Wenn ich eine gebrauchte Lizenz kaufe, bekomme ich auch den Support und die Wartung so lange, wie sie in der Lizenz vereinbart war. Laufen solche Supportverträge kurzfristig aus, birgt der Kauf der gebrauchten Lizenzen auch Risiken. Wenn es zum Beispiel keine Sicherheits-Patches mehr gibt, kann das ein Einfallstor für Hacker sein. Aber Office 2019 zum Beispiel schließt noch einen Support bis 2026 ein. Das ist ein Zeitraum, der für manche Unternehmen noch interessant sein kann.
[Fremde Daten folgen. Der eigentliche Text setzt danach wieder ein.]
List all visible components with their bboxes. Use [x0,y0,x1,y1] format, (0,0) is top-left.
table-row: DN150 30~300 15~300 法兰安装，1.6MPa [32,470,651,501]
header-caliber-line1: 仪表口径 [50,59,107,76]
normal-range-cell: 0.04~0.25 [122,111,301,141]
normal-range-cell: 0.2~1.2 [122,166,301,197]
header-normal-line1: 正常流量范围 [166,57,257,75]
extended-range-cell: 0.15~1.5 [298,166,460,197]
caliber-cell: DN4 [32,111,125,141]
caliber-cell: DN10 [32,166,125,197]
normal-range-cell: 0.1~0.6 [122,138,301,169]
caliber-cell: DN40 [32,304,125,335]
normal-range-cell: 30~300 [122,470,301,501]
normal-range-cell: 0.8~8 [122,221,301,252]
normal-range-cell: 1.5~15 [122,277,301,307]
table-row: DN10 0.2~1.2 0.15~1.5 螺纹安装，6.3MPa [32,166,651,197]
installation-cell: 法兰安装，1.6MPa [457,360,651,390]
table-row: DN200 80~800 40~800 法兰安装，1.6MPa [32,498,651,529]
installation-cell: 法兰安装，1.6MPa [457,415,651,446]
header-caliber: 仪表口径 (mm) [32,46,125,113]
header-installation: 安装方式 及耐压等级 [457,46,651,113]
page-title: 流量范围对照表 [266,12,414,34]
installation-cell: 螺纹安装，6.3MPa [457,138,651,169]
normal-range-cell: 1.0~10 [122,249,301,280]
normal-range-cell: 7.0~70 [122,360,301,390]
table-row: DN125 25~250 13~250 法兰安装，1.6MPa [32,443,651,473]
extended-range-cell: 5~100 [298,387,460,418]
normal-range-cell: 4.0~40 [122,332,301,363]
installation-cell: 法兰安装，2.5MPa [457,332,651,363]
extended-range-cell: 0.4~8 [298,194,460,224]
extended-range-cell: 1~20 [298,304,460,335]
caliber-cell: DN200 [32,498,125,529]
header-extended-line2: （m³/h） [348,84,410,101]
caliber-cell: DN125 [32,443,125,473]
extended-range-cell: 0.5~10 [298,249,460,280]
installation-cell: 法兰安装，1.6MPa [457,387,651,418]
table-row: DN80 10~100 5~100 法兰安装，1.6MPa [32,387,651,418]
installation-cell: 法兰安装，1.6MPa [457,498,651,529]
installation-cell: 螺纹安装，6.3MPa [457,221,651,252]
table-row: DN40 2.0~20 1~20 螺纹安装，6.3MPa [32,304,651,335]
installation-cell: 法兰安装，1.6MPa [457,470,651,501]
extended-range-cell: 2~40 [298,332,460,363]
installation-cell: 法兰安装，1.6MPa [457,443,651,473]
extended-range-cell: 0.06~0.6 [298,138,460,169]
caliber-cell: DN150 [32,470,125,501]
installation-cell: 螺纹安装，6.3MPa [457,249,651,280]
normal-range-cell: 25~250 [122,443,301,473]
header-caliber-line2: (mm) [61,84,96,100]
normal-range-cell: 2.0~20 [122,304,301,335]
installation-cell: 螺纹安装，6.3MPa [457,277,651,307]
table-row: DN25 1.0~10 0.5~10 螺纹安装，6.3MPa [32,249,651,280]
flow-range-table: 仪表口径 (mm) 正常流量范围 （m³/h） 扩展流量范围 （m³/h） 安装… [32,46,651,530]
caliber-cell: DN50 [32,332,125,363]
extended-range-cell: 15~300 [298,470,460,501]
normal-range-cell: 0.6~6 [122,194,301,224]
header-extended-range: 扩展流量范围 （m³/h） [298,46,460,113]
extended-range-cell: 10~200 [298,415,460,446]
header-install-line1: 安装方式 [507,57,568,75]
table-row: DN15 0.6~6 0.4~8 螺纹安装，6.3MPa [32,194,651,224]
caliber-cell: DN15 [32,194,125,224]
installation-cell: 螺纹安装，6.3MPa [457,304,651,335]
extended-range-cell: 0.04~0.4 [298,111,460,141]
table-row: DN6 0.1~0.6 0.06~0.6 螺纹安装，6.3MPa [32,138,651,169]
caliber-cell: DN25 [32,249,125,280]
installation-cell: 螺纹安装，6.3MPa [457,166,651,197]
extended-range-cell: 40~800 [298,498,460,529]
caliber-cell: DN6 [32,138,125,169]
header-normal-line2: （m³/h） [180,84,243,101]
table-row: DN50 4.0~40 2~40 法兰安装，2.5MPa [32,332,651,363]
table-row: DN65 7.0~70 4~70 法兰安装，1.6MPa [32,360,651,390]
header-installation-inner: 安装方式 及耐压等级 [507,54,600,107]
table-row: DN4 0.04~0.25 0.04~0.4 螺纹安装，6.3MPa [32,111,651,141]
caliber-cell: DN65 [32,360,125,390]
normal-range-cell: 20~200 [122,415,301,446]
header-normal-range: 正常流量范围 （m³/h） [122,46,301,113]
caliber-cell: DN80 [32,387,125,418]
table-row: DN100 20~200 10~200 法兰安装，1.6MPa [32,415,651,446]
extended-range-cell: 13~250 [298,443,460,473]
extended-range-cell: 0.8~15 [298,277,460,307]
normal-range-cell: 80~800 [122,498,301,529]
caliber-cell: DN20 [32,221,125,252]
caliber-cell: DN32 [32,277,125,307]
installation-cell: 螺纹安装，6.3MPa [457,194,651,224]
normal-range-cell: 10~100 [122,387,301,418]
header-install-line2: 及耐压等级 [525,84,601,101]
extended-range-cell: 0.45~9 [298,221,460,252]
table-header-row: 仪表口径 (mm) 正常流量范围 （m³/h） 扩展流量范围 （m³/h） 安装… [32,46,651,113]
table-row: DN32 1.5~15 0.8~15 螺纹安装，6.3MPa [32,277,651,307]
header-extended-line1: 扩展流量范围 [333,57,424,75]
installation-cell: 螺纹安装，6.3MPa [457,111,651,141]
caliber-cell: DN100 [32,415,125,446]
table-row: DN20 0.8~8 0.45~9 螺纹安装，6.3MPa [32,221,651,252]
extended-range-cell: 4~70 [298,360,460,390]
Upgrades sind allerdings nicht eingeschlossen. Ansonsten könnten Sie eine Uraltversion kaufen und sie einfach auf die neueste Version upgraden. Das geht natürlich nicht.

Einige Kunden suchen auch bewusst nach der Möglichkeit, Lizenzen herabzustufen. Was ist damit gemeint?
Es gibt Unternehmen, die aus unterschiedlichen Gründen nur eine bestimmte ältere Version einer Software nutzen. Wenn sie für neue Mitarbeiter*innen, diese Version kaufen wollen, bekommen sie nur noch 2019er Versionen, die sie dann downgraden. Oder es wird nur eine ganz bestimmte Funktionalität zum Beispiel einer Datenbang benötigt. Warum soll ich dann die teure, aktuellste Version kaufen, wenn der Service auch mit der alten Version läuft. Warum sollte ich alles betreiben, nur weil Microsoft es mir sagt?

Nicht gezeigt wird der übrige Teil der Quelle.